Berkonomics

Why recurring revenues increase your company’s value

The massive shift in revenue models in recent years

Have you noticed how many web apps and content have turned into subscription services during the last several years?  Call it the Netflix effect.  Application developers once considered their products as licensed in what would closely be allied to a single sale.  Until someone realized that recurring revenues were much more highly valued by the subsequent buyers of similar businesses and investors, and that loyal users would be willing to pay annually.

Paying for content

Content providers found the same thing when many found that they could charge a subscription fee instead of relying just upon advertising.

Subscribing to most anything that used to be updated annually

Well, now we have a much larger group of products and services with and without the Internet discovering the same thing.  As former buyers, our costs as users goes up, sometimes dramatically.  But most of us are willing to pay as these products, apps and services have become ingrained into our regular usage, entertainment and especially in the protection of our systems.

Can you convert your model without losing your customer base?

[ Email readers, continue here…]   So, the conclusion is that most every business can take advantage of continuing, recurring revenues from its customer base.  Sometimes, products are designed to make all their profit upon the recurring revenues from supplies or support.  We immediately recall the razor and blade analogy to illustrate the point when planning product development and release.

The case of Xerox in the early years

Xerox in its formative years, even though barely having enough cash to market its then revolutionary copier, elected to lease rather than sell the units.  Even though that reduced short term earnings, lease revenues over time far outweighed any combination of sale and maintenance revenues, and Xerox grew into a major company based upon its innovation and its recurring revenues.
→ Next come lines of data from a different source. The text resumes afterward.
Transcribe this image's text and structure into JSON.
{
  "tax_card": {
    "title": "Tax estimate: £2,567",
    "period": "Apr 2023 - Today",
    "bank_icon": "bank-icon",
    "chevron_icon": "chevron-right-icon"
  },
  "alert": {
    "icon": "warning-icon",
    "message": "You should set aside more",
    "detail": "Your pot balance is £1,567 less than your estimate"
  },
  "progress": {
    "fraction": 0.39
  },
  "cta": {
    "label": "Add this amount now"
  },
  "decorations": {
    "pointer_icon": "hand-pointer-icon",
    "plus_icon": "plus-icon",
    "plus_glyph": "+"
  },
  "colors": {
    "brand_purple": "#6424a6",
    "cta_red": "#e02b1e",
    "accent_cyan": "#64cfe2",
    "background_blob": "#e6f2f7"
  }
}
An investor’s early question

In examining mature software companies, one of my first questions is to ask for the percentage of total revenues coming from recurring sources – annual renewals, leased software, maintenance agreements, content fees, or monthly retainers.  Usually that amount exceeds 50% of total revenues and is often much more.  Mature businesses bring less in an M&A transaction than fast-growing companies, but the stability of recurring revenues always gives comfort to the buyer and allows the seller to slow the sales process, find multiple candidate buyers, and create increased demand for the company.
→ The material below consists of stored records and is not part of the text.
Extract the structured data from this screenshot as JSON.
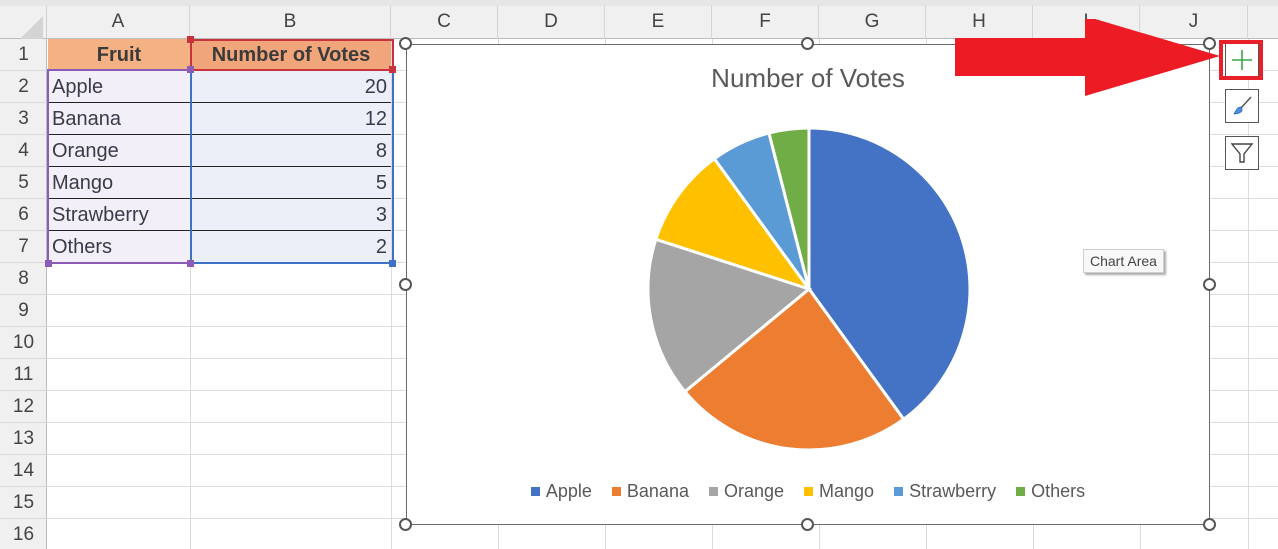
{
  "spreadsheet": {
    "columns": [
      "A",
      "B",
      "C",
      "D",
      "E",
      "F",
      "G",
      "H",
      "I",
      "J"
    ],
    "rows": [
      "1",
      "2",
      "3",
      "4",
      "5",
      "6",
      "7",
      "8",
      "9",
      "10",
      "11",
      "12",
      "13",
      "14",
      "15",
      "16"
    ],
    "table": {
      "headers": [
        "Fruit",
        "Number of Votes"
      ],
      "data": [
        {
          "fruit": "Apple",
          "votes": "20"
        },
        {
          "fruit": "Banana",
          "votes": "12"
        },
        {
          "fruit": "Orange",
          "votes": "8"
        },
        {
          "fruit": "Mango",
          "votes": "5"
        },
        {
          "fruit": "Strawberry",
          "votes": "3"
        },
        {
          "fruit": "Others",
          "votes": "2"
        }
      ]
    },
    "header_fill": "#f4b183"
  },
  "chart_data": {
    "type": "pie",
    "title": "Number of Votes",
    "categories": [
      "Apple",
      "Banana",
      "Orange",
      "Mango",
      "Strawberry",
      "Others"
    ],
    "values": [
      20,
      12,
      8,
      5,
      3,
      2
    ],
    "colors": [
      "#4472c4",
      "#ed7d31",
      "#a5a5a5",
      "#ffc000",
      "#5b9bd5",
      "#70ad47"
    ],
    "legend": "bottom",
    "start_angle": "12 o'clock, clockwise"
  },
  "chart_tools": {
    "elements_button": {
      "icon": "plus-icon",
      "color": "#3aa648"
    },
    "styles_button": {
      "icon": "paintbrush-icon"
    },
    "filters_button": {
      "icon": "funnel-icon"
    }
  },
  "tooltip": {
    "text": "Chart Area"
  },
  "annotation": {
    "arrow_color": "#ed1c24",
    "highlight_color": "#e8202a"
  }
}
Call it “predictable revenue”

Think of the portion of fixed overhead covered by recurring revenues.  If the gross profit margin averages fifty percent in a service company, and if fifty percent of all revenues come from recurring sources, then it is probable that the company is stable and operating at or above breakeven, and predictably will sustain its value longer that companies that must sell to survive each year.

A buyer’s bonus

And in a sale of the company, it is usually better for the seller who will command a bonus valuation based upon some multiple of recurring revenues due to the comfort value to the buyer and the increased lifetime value of each customer to the enterprise.

Stability during recessions

Finally, in a downturn, and there will be downturns that match the economy when a company begins to mature, recurring revenues can and often will save the company itself and smooth the revenues through the downturn.

If you have not spent considerable time refining a strategy to include recurring or predictable revenues, do so now.  And remember, that once annual contracts are in place if that is your model, they must include escalation clauses based upon some cost index to prevent their profitability from declining involuntarily over the years as inflation eats into the value of each non-indexed contract.